Portrait of Q Q. By F. Brittain. (Cambridge University Press.
15s.) MR. BRITTAIN has already written an admirable Life of one Jesus man, Bernard Lord Manning. To do justice to Sir Arthur Quiller- Couch is a sterner business, and a hundred and sixty pages (for which the publishers, no doubt preferring a qualitative to a quantita- tive basis, boldly ask r5s.) give bare scope for the diverse activities that crowded Q's eighty years. No man lent himself better to biography, and Mr. Brittain, who for the last twenty years or so of Q's life kept on the same staircase' with him at Jesus, and was almost daily acquainted literally with his downsitting and uprising, has peculiar qualifications for the task. He has in fact produced a volume of singular interest, in which Q's many-sided and picturesque personality is portrayed with convincing fidelity. Inter alia, inter multa alia, Q was novelist, journalist (on the old and lamented Speaker), university don, and first Cornishman of his day. For the early years of his life the standing authority is his own fragment of autobiography, Memories and Opinions, though he characteristically omits from it all reference to what Mr. Brittain chronicles, his successful struggle to pay off the debts his doctor-father left behind him. From about 192o onwards Mr. Brittain writes from intimate personal knowledge.

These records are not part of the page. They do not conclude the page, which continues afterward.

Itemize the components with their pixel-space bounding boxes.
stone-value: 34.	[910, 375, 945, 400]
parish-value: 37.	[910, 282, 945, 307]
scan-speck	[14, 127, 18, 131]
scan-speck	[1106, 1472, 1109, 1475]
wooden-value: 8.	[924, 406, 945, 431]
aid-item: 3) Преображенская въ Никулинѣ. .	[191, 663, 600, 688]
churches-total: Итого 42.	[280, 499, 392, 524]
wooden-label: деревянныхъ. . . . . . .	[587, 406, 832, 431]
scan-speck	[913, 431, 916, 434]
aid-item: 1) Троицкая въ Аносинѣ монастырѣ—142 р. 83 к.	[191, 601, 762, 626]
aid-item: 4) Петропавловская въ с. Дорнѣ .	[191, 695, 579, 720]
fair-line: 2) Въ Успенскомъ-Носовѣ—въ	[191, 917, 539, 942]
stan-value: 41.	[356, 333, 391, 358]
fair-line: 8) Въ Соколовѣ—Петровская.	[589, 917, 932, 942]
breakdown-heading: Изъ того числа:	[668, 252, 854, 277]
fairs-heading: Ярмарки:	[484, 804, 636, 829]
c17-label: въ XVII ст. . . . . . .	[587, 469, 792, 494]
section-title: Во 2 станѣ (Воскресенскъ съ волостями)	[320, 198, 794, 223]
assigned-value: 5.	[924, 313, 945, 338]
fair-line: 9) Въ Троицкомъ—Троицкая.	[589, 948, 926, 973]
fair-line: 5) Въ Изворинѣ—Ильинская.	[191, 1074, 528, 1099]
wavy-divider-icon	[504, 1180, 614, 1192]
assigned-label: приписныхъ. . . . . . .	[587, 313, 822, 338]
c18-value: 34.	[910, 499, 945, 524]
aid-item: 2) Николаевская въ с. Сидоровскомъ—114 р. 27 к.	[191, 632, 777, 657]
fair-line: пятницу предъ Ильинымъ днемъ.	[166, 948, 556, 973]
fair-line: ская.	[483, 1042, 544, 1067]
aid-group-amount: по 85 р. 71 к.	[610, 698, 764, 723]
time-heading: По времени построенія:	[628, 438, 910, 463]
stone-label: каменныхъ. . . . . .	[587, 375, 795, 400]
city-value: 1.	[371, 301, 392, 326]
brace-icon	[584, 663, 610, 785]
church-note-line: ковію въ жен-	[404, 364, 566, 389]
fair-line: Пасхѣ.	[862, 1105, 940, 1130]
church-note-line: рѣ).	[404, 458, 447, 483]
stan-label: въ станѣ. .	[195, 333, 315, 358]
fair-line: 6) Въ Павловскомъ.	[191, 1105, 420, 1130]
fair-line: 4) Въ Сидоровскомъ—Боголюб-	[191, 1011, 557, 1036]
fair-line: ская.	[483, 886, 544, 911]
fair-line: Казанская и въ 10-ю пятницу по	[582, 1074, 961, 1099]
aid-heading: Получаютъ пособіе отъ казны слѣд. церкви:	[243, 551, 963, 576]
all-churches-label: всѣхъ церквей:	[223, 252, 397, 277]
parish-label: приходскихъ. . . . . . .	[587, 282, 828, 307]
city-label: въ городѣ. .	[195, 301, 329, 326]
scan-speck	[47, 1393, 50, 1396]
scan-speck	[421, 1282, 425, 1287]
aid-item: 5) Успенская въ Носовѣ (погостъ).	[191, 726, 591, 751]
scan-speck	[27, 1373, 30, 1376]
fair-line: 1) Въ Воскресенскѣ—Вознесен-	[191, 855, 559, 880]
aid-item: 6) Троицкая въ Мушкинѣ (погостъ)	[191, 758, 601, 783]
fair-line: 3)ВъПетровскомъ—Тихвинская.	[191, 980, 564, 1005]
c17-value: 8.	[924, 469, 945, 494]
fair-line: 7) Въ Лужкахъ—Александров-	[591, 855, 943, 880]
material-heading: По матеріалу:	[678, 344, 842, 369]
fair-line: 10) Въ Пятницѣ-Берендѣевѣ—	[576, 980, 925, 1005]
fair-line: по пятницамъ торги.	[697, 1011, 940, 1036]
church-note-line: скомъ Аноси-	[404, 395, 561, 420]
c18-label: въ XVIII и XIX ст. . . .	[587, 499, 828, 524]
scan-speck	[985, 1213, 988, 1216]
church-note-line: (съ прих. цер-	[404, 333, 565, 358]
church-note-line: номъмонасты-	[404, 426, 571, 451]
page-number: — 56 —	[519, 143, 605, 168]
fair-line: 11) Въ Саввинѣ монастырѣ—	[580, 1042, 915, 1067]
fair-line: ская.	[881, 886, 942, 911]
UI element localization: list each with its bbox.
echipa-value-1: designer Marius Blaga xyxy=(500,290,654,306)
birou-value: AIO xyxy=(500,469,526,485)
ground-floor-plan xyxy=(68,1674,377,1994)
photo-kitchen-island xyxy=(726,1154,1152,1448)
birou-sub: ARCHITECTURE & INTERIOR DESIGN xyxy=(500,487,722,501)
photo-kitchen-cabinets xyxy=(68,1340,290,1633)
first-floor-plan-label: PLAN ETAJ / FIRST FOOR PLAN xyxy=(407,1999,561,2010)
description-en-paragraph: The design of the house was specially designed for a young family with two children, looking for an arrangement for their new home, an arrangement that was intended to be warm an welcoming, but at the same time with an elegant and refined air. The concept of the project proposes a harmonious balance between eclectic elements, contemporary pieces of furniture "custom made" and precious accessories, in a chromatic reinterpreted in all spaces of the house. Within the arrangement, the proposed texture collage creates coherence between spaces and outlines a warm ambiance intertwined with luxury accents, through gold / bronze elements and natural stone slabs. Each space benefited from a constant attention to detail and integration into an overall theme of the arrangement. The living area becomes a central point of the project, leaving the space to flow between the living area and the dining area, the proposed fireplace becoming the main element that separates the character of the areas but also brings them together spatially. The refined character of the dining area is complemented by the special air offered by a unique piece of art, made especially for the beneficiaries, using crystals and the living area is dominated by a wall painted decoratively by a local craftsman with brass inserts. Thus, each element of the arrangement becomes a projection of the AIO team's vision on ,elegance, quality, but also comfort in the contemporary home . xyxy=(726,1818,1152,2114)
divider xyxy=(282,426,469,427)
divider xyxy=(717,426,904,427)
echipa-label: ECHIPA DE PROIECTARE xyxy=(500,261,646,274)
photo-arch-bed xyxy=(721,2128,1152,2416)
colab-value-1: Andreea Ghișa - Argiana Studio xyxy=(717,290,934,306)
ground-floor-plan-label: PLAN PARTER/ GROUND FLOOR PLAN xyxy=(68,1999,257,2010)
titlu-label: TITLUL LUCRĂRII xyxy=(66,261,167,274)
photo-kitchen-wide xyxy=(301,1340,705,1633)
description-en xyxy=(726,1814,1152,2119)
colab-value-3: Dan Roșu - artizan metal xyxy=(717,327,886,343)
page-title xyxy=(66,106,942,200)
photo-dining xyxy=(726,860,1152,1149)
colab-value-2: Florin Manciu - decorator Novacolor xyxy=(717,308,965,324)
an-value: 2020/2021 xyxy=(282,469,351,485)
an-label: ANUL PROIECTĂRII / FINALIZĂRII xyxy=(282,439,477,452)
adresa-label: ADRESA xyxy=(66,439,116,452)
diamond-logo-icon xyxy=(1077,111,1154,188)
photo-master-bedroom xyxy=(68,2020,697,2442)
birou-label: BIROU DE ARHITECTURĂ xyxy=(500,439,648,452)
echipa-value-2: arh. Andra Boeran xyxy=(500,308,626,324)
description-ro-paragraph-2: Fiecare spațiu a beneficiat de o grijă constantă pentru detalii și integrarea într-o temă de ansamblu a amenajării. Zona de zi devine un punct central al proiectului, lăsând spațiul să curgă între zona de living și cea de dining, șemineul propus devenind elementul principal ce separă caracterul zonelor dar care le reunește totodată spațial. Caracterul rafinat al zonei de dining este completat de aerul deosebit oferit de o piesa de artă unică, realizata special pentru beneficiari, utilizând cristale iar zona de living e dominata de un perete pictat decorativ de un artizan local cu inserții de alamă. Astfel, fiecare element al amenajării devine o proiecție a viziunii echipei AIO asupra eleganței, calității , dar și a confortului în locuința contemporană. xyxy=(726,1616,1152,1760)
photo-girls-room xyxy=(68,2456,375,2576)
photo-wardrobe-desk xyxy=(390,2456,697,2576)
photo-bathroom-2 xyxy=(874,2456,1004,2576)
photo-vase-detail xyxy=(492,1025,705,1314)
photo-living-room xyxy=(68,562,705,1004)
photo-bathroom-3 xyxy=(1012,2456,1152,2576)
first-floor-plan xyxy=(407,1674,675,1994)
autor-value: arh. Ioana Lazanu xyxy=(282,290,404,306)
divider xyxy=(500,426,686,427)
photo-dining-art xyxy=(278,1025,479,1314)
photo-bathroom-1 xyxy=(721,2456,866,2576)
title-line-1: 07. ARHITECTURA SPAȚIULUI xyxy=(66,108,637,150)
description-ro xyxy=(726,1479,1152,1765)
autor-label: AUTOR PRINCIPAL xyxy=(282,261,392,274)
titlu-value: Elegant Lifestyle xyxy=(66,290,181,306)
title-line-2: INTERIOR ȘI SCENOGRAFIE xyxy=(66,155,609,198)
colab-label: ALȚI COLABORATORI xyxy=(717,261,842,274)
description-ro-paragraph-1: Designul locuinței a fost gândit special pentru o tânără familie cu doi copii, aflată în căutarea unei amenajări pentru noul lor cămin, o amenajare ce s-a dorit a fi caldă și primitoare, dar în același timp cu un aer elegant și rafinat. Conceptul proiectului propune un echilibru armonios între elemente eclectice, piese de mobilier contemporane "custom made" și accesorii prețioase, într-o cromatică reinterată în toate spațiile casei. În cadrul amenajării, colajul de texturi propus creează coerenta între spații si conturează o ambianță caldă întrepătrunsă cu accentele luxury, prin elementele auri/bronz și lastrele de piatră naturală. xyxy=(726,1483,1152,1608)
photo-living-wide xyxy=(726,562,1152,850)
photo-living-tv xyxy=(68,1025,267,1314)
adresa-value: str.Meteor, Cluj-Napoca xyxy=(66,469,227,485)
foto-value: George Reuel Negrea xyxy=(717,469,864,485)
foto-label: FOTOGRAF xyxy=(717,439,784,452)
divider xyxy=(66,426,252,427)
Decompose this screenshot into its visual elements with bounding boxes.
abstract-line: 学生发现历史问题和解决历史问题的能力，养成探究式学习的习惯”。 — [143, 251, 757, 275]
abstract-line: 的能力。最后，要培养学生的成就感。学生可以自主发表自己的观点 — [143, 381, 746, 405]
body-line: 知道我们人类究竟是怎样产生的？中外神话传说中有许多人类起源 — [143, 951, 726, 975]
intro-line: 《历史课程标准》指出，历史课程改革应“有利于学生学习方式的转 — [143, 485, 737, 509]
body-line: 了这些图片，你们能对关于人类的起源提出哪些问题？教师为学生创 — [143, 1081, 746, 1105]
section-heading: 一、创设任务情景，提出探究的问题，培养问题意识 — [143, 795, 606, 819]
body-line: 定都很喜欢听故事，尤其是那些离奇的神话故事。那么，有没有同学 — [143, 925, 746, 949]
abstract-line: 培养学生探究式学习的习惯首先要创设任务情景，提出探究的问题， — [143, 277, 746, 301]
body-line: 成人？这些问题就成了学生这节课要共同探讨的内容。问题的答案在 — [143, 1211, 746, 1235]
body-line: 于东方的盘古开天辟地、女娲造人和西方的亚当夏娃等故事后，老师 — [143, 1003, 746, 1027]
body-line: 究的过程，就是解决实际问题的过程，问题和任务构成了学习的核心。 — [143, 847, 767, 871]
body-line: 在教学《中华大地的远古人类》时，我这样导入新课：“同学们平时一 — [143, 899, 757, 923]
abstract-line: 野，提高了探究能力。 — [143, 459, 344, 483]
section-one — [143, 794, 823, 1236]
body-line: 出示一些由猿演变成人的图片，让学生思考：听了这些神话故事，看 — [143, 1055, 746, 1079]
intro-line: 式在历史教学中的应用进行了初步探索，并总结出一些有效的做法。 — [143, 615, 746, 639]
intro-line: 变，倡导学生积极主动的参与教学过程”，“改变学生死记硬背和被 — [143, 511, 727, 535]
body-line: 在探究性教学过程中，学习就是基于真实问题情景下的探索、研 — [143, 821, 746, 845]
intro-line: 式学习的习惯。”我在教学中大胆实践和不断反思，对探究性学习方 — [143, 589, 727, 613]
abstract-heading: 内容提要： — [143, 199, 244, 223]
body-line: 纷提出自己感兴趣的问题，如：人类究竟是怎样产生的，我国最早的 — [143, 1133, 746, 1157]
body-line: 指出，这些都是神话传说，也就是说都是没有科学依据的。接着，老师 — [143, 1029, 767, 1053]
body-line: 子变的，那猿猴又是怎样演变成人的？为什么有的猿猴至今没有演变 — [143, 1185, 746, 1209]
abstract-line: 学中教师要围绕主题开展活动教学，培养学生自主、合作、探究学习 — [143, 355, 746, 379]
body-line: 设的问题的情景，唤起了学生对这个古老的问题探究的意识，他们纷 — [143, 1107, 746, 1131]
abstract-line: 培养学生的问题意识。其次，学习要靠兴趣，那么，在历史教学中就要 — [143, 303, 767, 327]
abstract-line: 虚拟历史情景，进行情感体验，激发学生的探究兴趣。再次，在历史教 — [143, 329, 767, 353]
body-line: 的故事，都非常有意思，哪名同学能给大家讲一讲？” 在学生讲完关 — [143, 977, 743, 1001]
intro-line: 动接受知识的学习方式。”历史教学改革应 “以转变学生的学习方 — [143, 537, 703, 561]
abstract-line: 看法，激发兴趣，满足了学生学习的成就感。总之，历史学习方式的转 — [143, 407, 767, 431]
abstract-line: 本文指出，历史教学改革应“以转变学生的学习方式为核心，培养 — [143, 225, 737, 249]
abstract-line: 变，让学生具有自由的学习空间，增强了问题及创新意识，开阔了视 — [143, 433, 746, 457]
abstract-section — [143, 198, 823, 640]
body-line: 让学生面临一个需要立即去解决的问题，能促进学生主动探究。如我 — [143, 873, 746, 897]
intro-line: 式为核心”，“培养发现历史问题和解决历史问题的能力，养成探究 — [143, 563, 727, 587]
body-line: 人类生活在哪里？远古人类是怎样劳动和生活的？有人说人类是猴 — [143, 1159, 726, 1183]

Q has been dead now three years. It is perhaps too early to ask what his permanent legacy will be, but this volume compels the question. Not many of his novels are much read today, though many of them are well worth it ; Mr. Brittain, I think, is right in saying that the considered view of the public put Hefty Wesley— forerunner of many less successful attempts to blend history and fiction—first on the list. As compiler of The Oxford Book of English Verse, which had, sold close on half a million copies by 1939 and has probably topped the half-million by now, he is assured of immortality. He had a genius for letter-writing and trivial verse, as well as for some that was not trivial. But what of his contribution
to the study of English literature, of which he was Professor at Cambridge for over thirty years? Mr. Brittain gives to that period of his life nearly two-thirds of his book, and there is no reason to quarrel with the allocation, except that one would have liked to hear more of Q's part in the academic life of the university, even at the cost of hearing less of his part in the social life of his college, which is, after all, in the general scheme of things a relatively small society.
When Q was appointed the second King Edward Professor of English Literature (his predecessor, Verrall, only held the chair for sixteen months), A. C. Benson, in a letter of congratulation which Mr. Brittain quotes, wrote: "What we want is a man who will really found and organise a school. Everything is ready for this, and what is needed is a strong personality, to do for us just what Raleigh has done at Oxford." It would have been instructive if Mr. Brittain had discussed rather more fully how far such an aim was achieved, for it is by that that Q as Professor must chiefly be judged. One tangible, and perhaps decisive, evidence of success there was. In his first five years at Cambridge he crusaded, with H. F. Stewart and H. M. Chadwick, to get a full English Tripos sub- stituted for a mere English adjunct of the Modern Languages Tripos. In 1917 success was achieved, and from it much has sprung, chequered though the growth of an English school has been by the impact of two wars. What was Q's contribution to the growth of a school, as distinct from the foundation of a tripos? It is not altogether easy to say. His lectures, familiar to a wide circle in The Art of Reading, The Art of Writing and other volumes, had an immense vogue, and his audiences included many who had no concern with any English tripos. To say that they are popular in the best sense is rather compliment than derogation, but the direct- ness of their bearing on an English school and the English Tripos, and what the tripos ccurse of 1946-7 or 1947-8 owes to the late Professor of English Literature, are questions that are worth explor- ing further. The answer would pretty certainly be that Q did more than anyone to ensure that the Tripos course meant literary and humane study rather than merely or predominantly linguistic. It would be too much to say that all that is best in the Cambridge English school was due to him, but a great deal of it was. As I say, a rather fuller discussion of Q's influence here would have been welcome. But to suggest that does not qualify the recognition due to Mr. Brittain for the skill and discretion with which he has por- trayed a colleague, a friend and a striking and memorable figure in English letters and academic life. WILSON HARRIS.